Denver's march set out to gather the people Pride Fest tended to leave at the edges. Somewhere along the way the spelling changed, from D-Y-K-E to D-Y-Q-E, an acronym a younger generation on the committee built for itself: Diverse Young Queer Empowerment. "We're the rebellious children of Dyke March," Vaught said. The point was never women only. The point was everyone who felt forgotten. Intentionally or otherwise.
Turning Capitalism into Activism
Denver Pride funds The Center on Colfax. When you buy a ticket to a Denver Pride event, you are supporting free, year-round services for queer youth, elders, transgender people, and so many others who have nowhere else to turn. And our sponsors who make the festival possible also keep our doors open the rest of the year.
Voices like Vaught's have pushed The Center to be more deliberate about that arrangement — not simply whether to accept sponsorship, but who we choose to accept it from.
The Center has listened. In recent years it has grown more intentional about the partners it takes on, treating sponsorship less as a transaction than as a way to turn corporate money toward the work of the community. This year's parade carries a sponsor's name — the Vizzy Denver Pride Parade — and leads crowds to the free festival on 16th Street. Celebration and protest are both on full display at our parade.
Vaught's point is more generous than a simple objection to corporate cash. She understands the need for the money — she helped start Rainbow Alley, the Center's youth program, in 1998, and knows what it costs to keep open.
She points to 2020. That summer, amid a national reckoning over racial justice, Vaught and a handful of other leaders built Pride Liberation — an event that drew one of the largest in-person crowds in Denver Pride's history, organized in collaboration with, but distinct from, Pride Fest, with BIPOC voices at its center. Out of it grew Black Pride Colorado, which now runs thriving events on direct community engagement. For Vaught, it's proof of what the community can build together — and a model The Center has taken to heart as it shapes what comes next.
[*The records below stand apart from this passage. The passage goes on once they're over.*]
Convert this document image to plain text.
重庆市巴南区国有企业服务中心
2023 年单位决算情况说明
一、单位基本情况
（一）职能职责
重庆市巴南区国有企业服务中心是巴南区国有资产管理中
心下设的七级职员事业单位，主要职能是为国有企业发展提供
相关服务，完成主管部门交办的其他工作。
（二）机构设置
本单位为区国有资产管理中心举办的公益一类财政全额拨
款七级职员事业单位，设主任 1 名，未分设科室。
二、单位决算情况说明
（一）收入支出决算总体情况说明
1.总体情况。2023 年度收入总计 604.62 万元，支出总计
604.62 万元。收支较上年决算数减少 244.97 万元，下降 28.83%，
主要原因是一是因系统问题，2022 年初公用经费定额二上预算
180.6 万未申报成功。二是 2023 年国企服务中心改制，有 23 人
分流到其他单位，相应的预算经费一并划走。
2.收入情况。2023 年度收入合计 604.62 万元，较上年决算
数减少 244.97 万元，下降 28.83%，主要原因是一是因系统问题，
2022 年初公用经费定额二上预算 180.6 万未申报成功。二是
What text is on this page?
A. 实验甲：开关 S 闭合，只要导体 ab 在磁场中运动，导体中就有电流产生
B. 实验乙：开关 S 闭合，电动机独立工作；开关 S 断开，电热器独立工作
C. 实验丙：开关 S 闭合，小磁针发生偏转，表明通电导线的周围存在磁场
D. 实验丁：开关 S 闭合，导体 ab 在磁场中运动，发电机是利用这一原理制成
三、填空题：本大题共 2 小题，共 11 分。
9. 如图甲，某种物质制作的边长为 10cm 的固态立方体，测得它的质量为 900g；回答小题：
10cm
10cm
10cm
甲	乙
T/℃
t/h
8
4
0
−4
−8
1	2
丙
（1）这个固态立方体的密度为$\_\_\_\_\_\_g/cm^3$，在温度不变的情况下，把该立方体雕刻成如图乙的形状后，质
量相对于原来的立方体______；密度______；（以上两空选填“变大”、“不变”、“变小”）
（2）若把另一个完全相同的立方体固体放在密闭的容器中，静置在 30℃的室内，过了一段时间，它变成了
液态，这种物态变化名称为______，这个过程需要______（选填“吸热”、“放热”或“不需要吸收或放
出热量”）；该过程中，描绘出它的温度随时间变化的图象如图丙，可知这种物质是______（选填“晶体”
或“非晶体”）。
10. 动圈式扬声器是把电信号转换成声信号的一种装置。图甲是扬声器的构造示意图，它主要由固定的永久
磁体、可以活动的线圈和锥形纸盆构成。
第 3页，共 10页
On June 28, both versions of Denver Pride will share a single day. The Vizzy Denver Pride Parade will move first, and the free festival on 16th Street will honor 52 years of Pride as a protest.
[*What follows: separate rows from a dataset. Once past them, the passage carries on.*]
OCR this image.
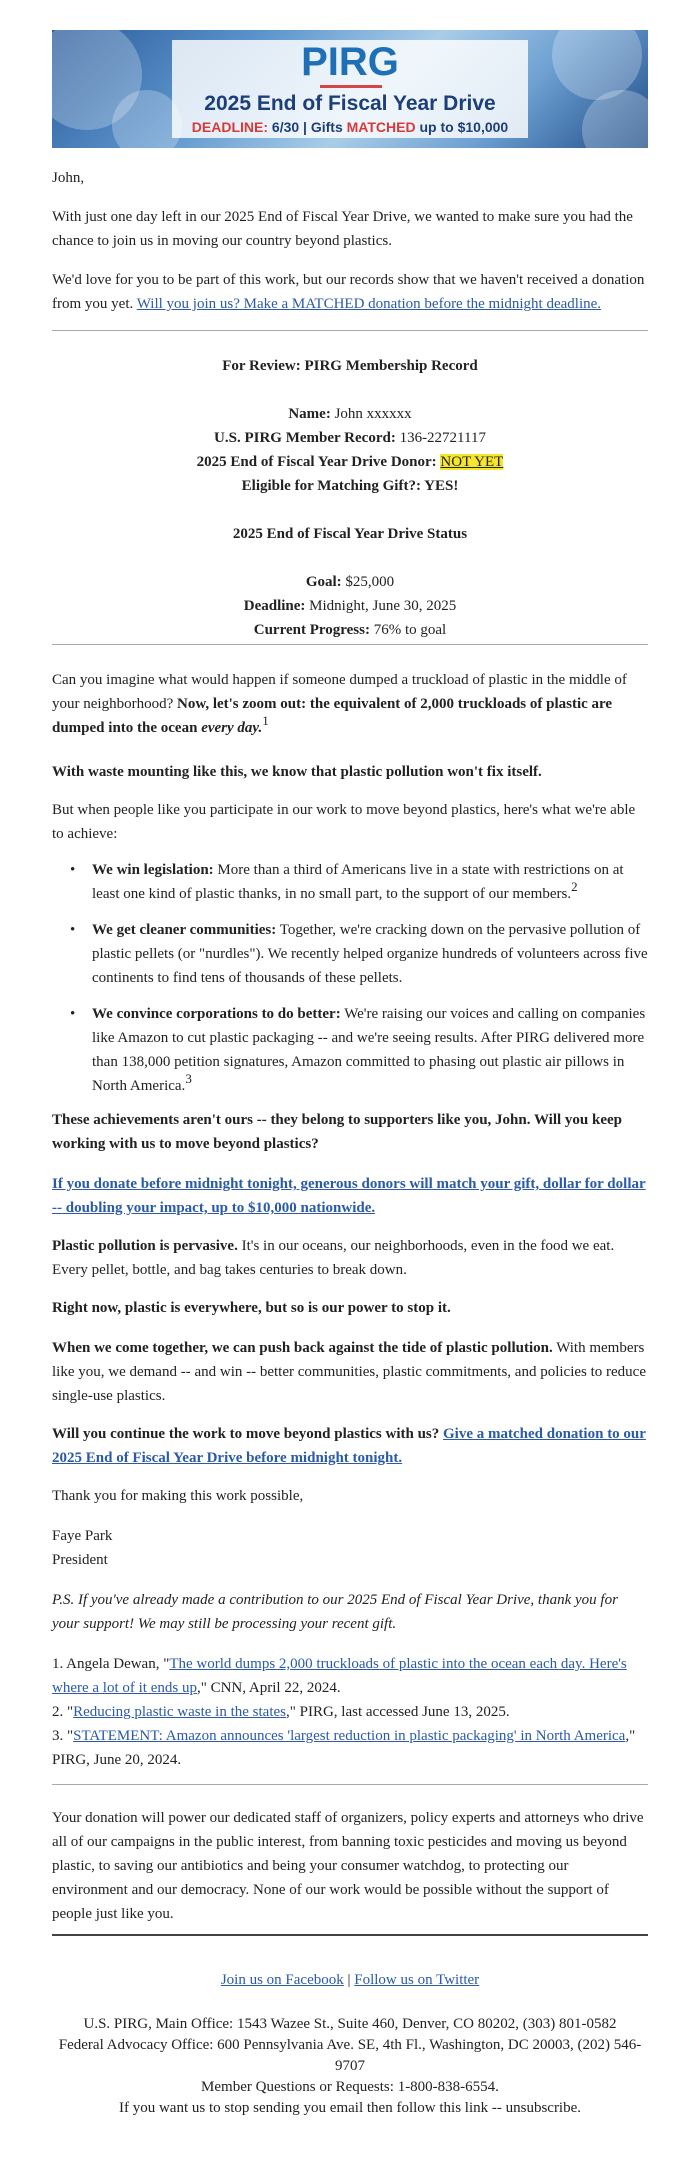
PIRG
2025 End of Fiscal Year Drive
DEADLINE: 6/30 | Gifts MATCHED up to $10,000

John,

With just one day left in our 2025 End of Fiscal Year Drive, we wanted to make sure you had the chance to join us in moving our country beyond plastics.

We'd love for you to be part of this work, but our records show that we haven't received a donation from you yet. Will you join us? Make a MATCHED donation before the midnight deadline.

For Review: PIRG Membership Record

Name: John xxxxxx

U.S. PIRG Member Record: 136-22721117

2025 End of Fiscal Year Drive Donor: NOT YET

Eligible for Matching Gift?: YES!

2025 End of Fiscal Year Drive Status

Goal: $25,000

Deadline: Midnight, June 30, 2025

Current Progress: 76% to goal

Can you imagine what would happen if someone dumped a truckload of plastic in the middle of your neighborhood? Now, let's zoom out: the equivalent of 2,000 truckloads of plastic are dumped into the ocean every day.$^1$

With waste mounting like this, we know that plastic pollution won't fix itself.

But when people like you participate in our work to move beyond plastics, here's what we're able to achieve:

• We win legislation: More than a third of Americans live in a state with restrictions on at least one kind of plastic thanks, in no small part, to the support of our members.$^2$
• We get cleaner communities: Together, we're cracking down on the pervasive pollution of plastic pellets (or "nurdles"). We recently helped organize hundreds of volunteers across five continents to find tens of thousands of these pellets.
• We convince corporations to do better: We're raising our voices and calling on companies like Amazon to cut plastic packaging -- and we're seeing results. After PIRG delivered more than 138,000 petition signatures, Amazon committed to phasing out plastic air pillows in North America.$^3$

These achievements aren't ours -- they belong to supporters like you, John. Will you keep working with us to move beyond plastics?

If you donate before midnight tonight, generous donors will match your gift, dollar for dollar -- doubling your impact, up to $10,000 nationwide.

Plastic pollution is pervasive. It's in our oceans, our neighborhoods, even in the food we eat. Every pellet, bottle, and bag takes centuries to break down.

Right now, plastic is everywhere, but so is our power to stop it.

When we come together, we can push back against the tide of plastic pollution. With members like you, we demand -- and win -- better communities, plastic commitments, and policies to reduce single-use plastics.

Will you continue the work to move beyond plastics with us? Give a matched donation to our 2025 End of Fiscal Year Drive before midnight tonight.

Thank you for making this work possible,

Faye Park

President

P.S. If you've already made a contribution to our 2025 End of Fiscal Year Drive, thank you for your support! We may still be processing your recent gift.

1. Angela Dewan, "The world dumps 2,000 truckloads of plastic into the ocean each day. Here's where a lot of it ends up," CNN, April 22, 2024.

2. "Reducing plastic waste in the states," PIRG, last accessed June 13, 2025.

3. "STATEMENT: Amazon announces 'largest reduction in plastic packaging' in North America," PIRG, June 20, 2024.

Your donation will power our dedicated staff of organizers, policy experts and attorneys who drive all of our campaigns in the public interest, from banning toxic pesticides and moving us beyond plastic, to saving our antibiotics and being your consumer watchdog, to protecting our environment and our democracy. None of our work would be possible without the support of people just like you.

Join us on Facebook | Follow us on Twitter

U.S. PIRG, Main Office: 1543 Wazee St., Suite 460, Denver, CO 80202, (303) 801-0582

Federal Advocacy Office: 600 Pennsylvania Ave. SE, 4th Fl., Washington, DC 20003, (202) 546-9707

Member Questions or Requests: 1-800-838-6554.

If you want us to stop sending you email then follow this link -- unsubscribe.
Denver Pride traces a straight line back to those fifty people in Cheesman Park, and it is proud to carry the protest inside the celebration rather than scrub it out. Vaught sees the whole thing as a conversation the community keeps having with itself — about who funds liberation, who it serves, and what is owed to the people who marched when there were no sponsors and no stage.
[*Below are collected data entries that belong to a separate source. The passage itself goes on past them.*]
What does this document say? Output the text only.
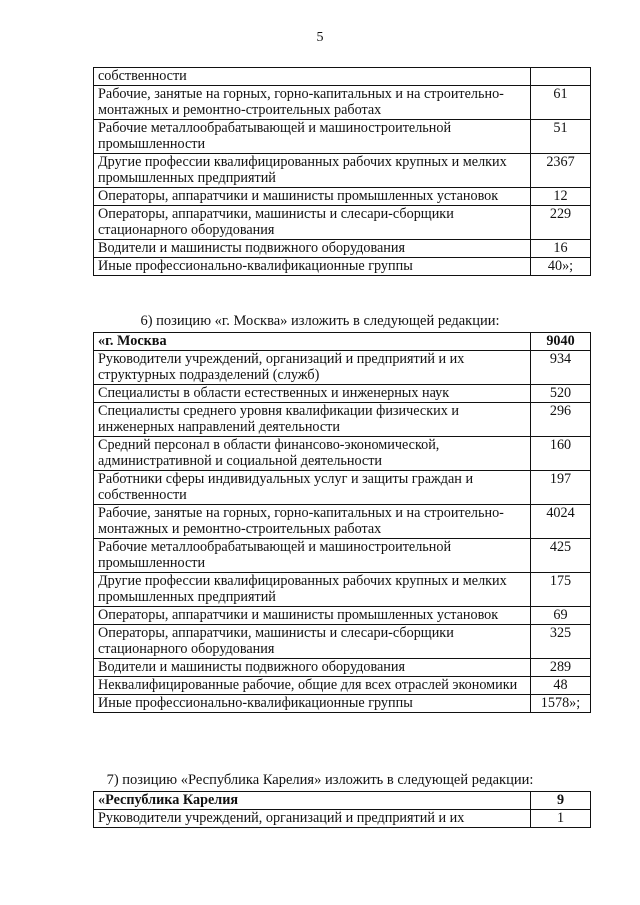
5
собственности	
Рабочие, занятые на горных, горно-капитальных и на строительно-монтажных и ремонтно-строительных работах	61
Рабочие металлообрабатывающей и машиностроительной промышленности	51
Другие профессии квалифицированных рабочих крупных и мелких промышленных предприятий	2367
Операторы, аппаратчики и машинисты промышленных установок	12
Операторы, аппаратчики, машинисты и слесари-сборщики стационарного оборудования	229
Водители и машинисты подвижного оборудования	16
Иные профессионально-квалификационные группы	40»;
6) позицию «г. Москва» изложить в следующей редакции:
«г. Москва	9040
Руководители учреждений, организаций и предприятий и их структурных подразделений (служб)	934
Специалисты в области естественных и инженерных наук	520
Специалисты среднего уровня квалификации физических и инженерных направлений деятельности	296
Средний персонал в области финансово-экономической, административной и социальной деятельности	160
Работники сферы индивидуальных услуг и защиты граждан и собственности	197
Рабочие, занятые на горных, горно-капитальных и на строительно-монтажных и ремонтно-строительных работах	4024
Рабочие металлообрабатывающей и машиностроительной промышленности	425
Другие профессии квалифицированных рабочих крупных и мелких промышленных предприятий	175
Операторы, аппаратчики и машинисты промышленных установок	69
Операторы, аппаратчики, машинисты и слесари-сборщики стационарного оборудования	325
Водители и машинисты подвижного оборудования	289
Неквалифицированные рабочие, общие для всех отраслей экономики	48
Иные профессионально-квалификационные группы	1578»;
7) позицию «Республика Карелия» изложить в следующей редакции:
«Республика Карелия	9
Руководители учреждений, организаций и предприятий и их	1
That breath feels close this year. Denver Pride in 2026 arrives against the steepest legislative backlash our movement has seen in modern history.
It is why the word "protest" has stopped reading like history. Cheesman Park in 1974 answered a government that wanted gay people gone; the same answer is being written again, now.
"We're not just here to help corporations make money during June," she said. "The festival is the celebration. The protest is the reason there's anything to celebrate."